Жемчужина в короне - Пол Скотт
Шрифт:
Интервал:
Закладка:
Дом Макгрегора.
Макгрегор-роуд,
Майапур 1.
Пятница, 17 июля 1942 г.
Дорогая тетя Этель!Большое спасибо за письмо и за описание твоей жизни в Сринагаре. Я рада, что фотография поспела к твоему дню рожденья, а еще больше — что отрез на платье тебе понравился. Фотография вышла такая ужасная, что мне захотелось добавить к ней что-нибудь получше, а потом, когда я выбрала цвет, то испугалась, что еще больше напортила. Не очень-то я разбираюсь в туалетах, но тут мне подумалось, что этот цвет тебе пойдет. Ужасно рада, что ты тоже так думаешь. Надеюсь, старик Хуссейн не ударит в грязь лицом. Шьет-то он лучше, чем наш здешний портной. Мы с Лили в твою честь закатили пломбир и позвали на него несколько человек гостей, а потом была небольшая выпивка (думаю, ты бы это одобрила).

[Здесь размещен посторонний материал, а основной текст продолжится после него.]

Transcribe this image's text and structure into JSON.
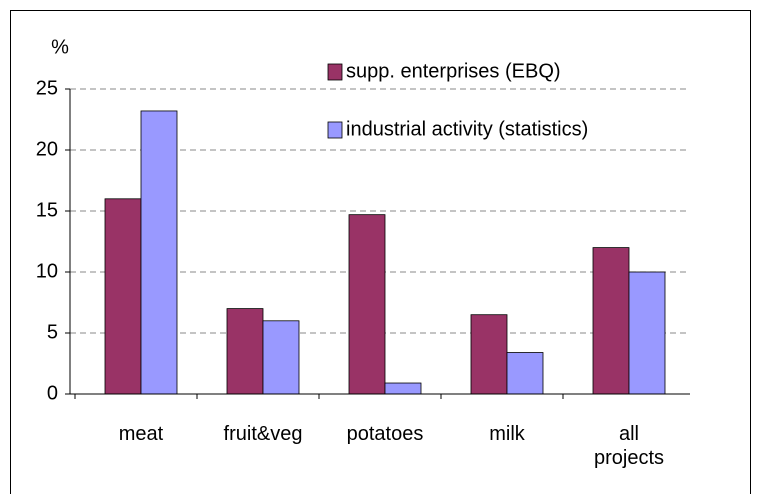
{
  "chart_data": {
    "type": "bar",
    "y_label": "%",
    "categories": [
      "meat",
      "fruit&veg",
      "potatoes",
      "milk",
      "all projects"
    ],
    "series": [
      {
        "name": "supp. enterprises (EBQ)",
        "color": "#993366",
        "values": [
          16,
          7,
          14.7,
          6.5,
          12
        ]
      },
      {
        "name": "industrial activity (statistics)",
        "color": "#9999ff",
        "values": [
          23.2,
          6,
          0.9,
          3.4,
          10
        ]
      }
    ],
    "ylim": [
      0,
      25
    ],
    "yticks": [
      0,
      5,
      10,
      15,
      20,
      25
    ],
    "grid": true,
    "legend": "upper right"
  }
}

Тут сейчас льют дожди, но они в этом году запоздали, так что в Майапуре все уже начали запасать продукты на случай голода. «Все» — это те, у кого есть деньги. Джек Поулсон говорит, что это бич Индии — как богатые и полубогатые индийцы опустошают магазины, чуть только запахнет перебоями. Но это, надо понимать, ничто по сравнению с коррупцией, которая царит в высших сферах, там, где совершаются оптовые сделки.

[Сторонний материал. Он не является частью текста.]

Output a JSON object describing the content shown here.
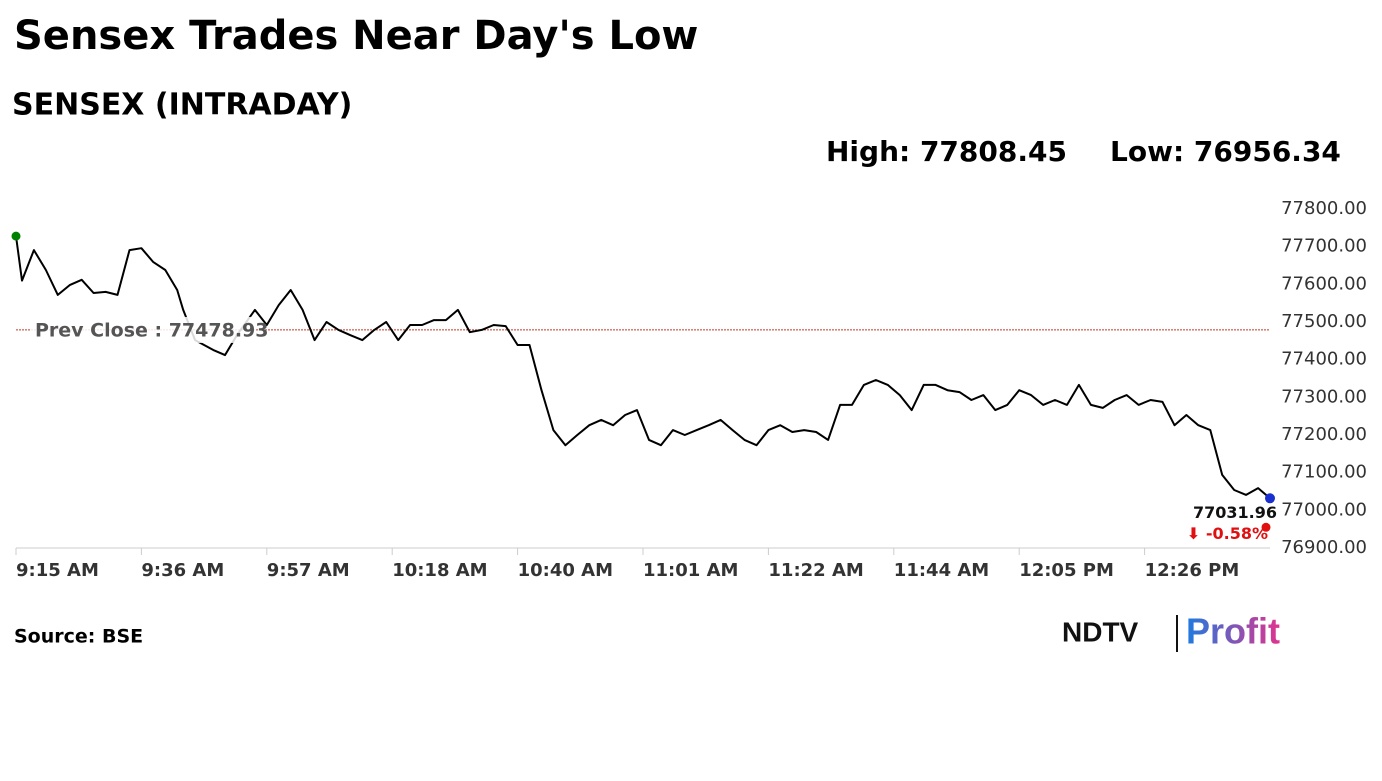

Трава перед домом неправдоподобно зеленая. Обожаю здешние дожди. Но сырость проникает всюду. Бой каждый день чистит все мои туфли, чтобы не заплесневели, хотя они мне не так уж нужны, потому что в больницу и из больницы меня обычно доставляет в машине мистера Меррика его полицейский шофер (очень воинственно настроенный мусульманин. Он уверяет, что все индусы прячут дома оружие и готовятся рубить головы и англичанам, и мусульманам без разбора). Если день безбензинный (как мы все ноем в такие дни!), мистер Меррик посылает служебный грузовик, якобы на экстренное задание (например, переправить заключенных из тюрьмы в суд). Меня это немного смущает, я ему сколько раз говорила, что в любой день отлично могу поехать на велосипеде, а не то нанять тонгу, но он упрямится, говорит, что Конгресс не дремлет и опять усилились антианглийские настроения, а дом Макгрегора стоит на отшибе, в самом конце европейского города, так что он по долгу службы обязан следить, чтобы со мной ничего не случилось.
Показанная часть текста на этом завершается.